Samora Machel, the first president of independent Mozambique, was born on September 29, 1933, in the village of Chilembene, in the Gaza Province of Mozambique. He was of the Shangana ethnic group and was born into a family of farmers. Machel attended a Catholic mission school for his primary education and by 1954 he had started studying in the capital city of Maputo to become a nurse, one of the few occupations open to Black Mozambicans at the time. It was during this time that Machel began criticizing the Portuguese government, protesting that Black nurses were paid less than their white counterparts.
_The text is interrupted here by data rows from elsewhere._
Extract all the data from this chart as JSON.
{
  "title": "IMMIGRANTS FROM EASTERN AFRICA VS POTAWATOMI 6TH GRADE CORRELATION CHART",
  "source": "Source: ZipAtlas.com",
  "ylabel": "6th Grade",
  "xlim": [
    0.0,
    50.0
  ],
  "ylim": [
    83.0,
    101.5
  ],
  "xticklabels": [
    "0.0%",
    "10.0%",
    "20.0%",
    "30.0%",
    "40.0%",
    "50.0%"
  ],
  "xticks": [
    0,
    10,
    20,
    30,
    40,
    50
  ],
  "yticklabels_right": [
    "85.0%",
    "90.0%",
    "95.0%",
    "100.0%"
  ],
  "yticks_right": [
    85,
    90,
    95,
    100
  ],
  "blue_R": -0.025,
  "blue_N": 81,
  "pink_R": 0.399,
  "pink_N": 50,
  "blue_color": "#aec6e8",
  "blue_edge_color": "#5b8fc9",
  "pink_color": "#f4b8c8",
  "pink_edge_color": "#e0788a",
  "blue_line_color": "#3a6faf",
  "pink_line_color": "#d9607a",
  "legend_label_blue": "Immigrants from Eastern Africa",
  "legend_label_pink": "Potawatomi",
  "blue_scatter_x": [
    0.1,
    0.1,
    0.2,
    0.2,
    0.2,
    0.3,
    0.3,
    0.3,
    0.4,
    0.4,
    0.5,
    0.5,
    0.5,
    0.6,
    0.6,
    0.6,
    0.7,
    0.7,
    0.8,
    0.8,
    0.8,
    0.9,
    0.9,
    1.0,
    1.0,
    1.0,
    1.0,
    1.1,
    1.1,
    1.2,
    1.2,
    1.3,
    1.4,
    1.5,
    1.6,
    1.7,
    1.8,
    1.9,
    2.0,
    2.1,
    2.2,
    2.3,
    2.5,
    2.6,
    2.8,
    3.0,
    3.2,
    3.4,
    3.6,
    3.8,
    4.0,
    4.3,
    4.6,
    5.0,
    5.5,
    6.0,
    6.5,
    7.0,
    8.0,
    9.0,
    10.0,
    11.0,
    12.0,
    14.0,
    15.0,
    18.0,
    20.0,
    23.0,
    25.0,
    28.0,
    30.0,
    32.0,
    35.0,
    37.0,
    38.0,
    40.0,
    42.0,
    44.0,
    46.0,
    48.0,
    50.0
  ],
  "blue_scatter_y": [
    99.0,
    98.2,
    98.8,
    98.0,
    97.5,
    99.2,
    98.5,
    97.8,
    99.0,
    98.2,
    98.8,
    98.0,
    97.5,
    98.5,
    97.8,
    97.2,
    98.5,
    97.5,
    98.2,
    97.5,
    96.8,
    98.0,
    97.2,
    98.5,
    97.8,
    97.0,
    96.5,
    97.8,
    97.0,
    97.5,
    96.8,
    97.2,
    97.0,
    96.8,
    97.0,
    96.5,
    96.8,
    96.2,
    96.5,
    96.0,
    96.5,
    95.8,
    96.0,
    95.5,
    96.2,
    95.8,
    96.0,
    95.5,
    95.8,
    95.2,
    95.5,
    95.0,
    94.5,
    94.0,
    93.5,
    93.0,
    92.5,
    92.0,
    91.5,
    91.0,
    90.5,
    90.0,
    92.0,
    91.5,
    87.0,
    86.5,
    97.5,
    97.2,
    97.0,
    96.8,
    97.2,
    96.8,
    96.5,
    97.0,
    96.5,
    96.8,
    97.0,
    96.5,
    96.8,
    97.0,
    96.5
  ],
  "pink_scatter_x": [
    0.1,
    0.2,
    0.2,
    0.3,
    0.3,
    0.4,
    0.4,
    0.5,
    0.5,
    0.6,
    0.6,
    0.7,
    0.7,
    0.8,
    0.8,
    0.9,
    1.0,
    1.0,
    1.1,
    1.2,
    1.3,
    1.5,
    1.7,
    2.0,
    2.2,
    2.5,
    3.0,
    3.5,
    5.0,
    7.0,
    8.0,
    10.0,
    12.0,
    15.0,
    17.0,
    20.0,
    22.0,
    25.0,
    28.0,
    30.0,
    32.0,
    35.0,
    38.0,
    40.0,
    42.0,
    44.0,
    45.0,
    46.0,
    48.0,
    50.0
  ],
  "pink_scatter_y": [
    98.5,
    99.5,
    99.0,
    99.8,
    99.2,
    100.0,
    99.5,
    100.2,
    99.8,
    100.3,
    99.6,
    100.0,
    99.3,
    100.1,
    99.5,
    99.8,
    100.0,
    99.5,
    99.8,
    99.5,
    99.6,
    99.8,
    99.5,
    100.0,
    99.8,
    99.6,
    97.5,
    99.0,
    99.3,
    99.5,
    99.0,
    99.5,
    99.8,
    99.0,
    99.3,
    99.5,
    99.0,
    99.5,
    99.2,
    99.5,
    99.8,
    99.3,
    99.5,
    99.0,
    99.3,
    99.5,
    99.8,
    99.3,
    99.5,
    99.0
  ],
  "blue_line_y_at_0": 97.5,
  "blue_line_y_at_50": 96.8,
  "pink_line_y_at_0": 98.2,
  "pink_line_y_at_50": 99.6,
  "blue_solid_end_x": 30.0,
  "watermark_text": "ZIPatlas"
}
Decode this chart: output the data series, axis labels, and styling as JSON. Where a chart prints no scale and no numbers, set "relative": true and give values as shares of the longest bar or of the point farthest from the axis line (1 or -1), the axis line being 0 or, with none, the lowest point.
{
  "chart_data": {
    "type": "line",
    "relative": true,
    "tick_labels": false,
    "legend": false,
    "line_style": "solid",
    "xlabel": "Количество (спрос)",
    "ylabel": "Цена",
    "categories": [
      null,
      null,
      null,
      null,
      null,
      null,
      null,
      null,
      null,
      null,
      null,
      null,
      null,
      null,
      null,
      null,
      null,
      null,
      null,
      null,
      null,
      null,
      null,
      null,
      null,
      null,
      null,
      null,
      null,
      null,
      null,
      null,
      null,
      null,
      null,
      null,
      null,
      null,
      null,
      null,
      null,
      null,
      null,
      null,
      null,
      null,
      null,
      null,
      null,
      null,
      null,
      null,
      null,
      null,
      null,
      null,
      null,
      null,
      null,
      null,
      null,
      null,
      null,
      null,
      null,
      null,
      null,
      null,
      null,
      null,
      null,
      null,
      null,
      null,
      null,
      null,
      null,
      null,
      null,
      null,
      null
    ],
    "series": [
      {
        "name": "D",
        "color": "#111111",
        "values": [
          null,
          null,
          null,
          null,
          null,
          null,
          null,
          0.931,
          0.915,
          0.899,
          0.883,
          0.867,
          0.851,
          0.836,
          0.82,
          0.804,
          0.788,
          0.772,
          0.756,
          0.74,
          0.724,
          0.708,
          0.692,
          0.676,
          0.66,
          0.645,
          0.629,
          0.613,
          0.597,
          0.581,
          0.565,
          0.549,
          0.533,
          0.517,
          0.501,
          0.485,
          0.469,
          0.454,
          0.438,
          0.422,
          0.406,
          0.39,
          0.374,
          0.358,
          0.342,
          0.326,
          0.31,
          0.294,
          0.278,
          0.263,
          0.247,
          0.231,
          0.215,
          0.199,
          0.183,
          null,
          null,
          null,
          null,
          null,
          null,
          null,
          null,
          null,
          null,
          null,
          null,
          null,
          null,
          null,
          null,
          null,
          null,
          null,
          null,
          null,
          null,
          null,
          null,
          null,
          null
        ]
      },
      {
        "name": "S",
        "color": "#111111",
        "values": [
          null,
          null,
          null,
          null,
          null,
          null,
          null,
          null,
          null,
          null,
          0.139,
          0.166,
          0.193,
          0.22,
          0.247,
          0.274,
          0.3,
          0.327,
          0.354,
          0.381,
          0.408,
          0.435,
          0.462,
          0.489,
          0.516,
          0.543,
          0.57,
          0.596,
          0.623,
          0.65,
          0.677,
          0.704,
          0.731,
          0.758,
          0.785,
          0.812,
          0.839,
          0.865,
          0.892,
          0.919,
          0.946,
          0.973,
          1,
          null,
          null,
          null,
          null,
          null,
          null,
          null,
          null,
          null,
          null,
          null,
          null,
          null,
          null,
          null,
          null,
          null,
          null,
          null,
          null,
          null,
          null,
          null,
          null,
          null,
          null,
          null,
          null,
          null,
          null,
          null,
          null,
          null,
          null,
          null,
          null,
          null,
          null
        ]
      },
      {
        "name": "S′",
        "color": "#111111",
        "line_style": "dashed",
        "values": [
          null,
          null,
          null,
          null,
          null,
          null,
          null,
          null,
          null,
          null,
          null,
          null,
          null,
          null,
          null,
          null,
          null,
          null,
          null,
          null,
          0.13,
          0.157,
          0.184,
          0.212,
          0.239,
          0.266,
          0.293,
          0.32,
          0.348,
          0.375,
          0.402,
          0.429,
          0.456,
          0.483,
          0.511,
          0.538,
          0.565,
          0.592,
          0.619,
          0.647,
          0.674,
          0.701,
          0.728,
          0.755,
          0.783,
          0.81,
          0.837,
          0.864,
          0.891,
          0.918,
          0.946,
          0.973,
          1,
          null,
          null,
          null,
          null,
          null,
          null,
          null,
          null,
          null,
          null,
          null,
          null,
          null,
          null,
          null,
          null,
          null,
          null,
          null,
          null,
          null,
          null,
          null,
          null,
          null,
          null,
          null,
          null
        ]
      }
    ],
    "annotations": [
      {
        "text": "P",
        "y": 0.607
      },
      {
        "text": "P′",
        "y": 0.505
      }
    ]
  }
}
In 1962 Machel gave up nursing and volunteered for the Mozambique Liberation Front (FRELIMO), which was an organization dedicated to the liberation of Mozambique from colonial rule. In 1963 Machel received military training and the following year he led FRELIMO’s first guerrilla attack against Portugal in northern Mozambique. By 1969 he had become Commander-in-Chief of the FRELIMO army. When the founder of FRELIMO, Eduardo Mondlane, was assassinated in 1969, Machel was first elected to the three-man presidency council which took Mondlane’s place and was then in May 1970 elected as president of FRELIMO. On the 25th of June 1975, Mozambique was finally granted its freedom, due to the combined efforts of FRELIMO and the military coup in Lisbon, and Machel became Mozambique’s first president.
Machel’s presidency was a turbulent one. Faced with the task of transforming the now post-colonial Mozambique, Machel attempted to recast the nation according to his Marxist-Leninist beliefs, and as such began the nationalization and socialization of the country’s wealth and resources. He set up schools and hospitals for the country’s peasants and he allowed organizations fighting white colonial rule in South Africa and Zimbabwe to operate from Mozambique. However, Machel also made errors in his presidency which plunged the country into an economic crisis. Furthermore, he enacted a strictly one-party system and tolerated no criticism from opponents.
Despite this, Machel was able to inspire national pride in many of the people of Mozambique and when he died in a plane crash on the 19th of October 1986, his country mourned the loss of a national icon.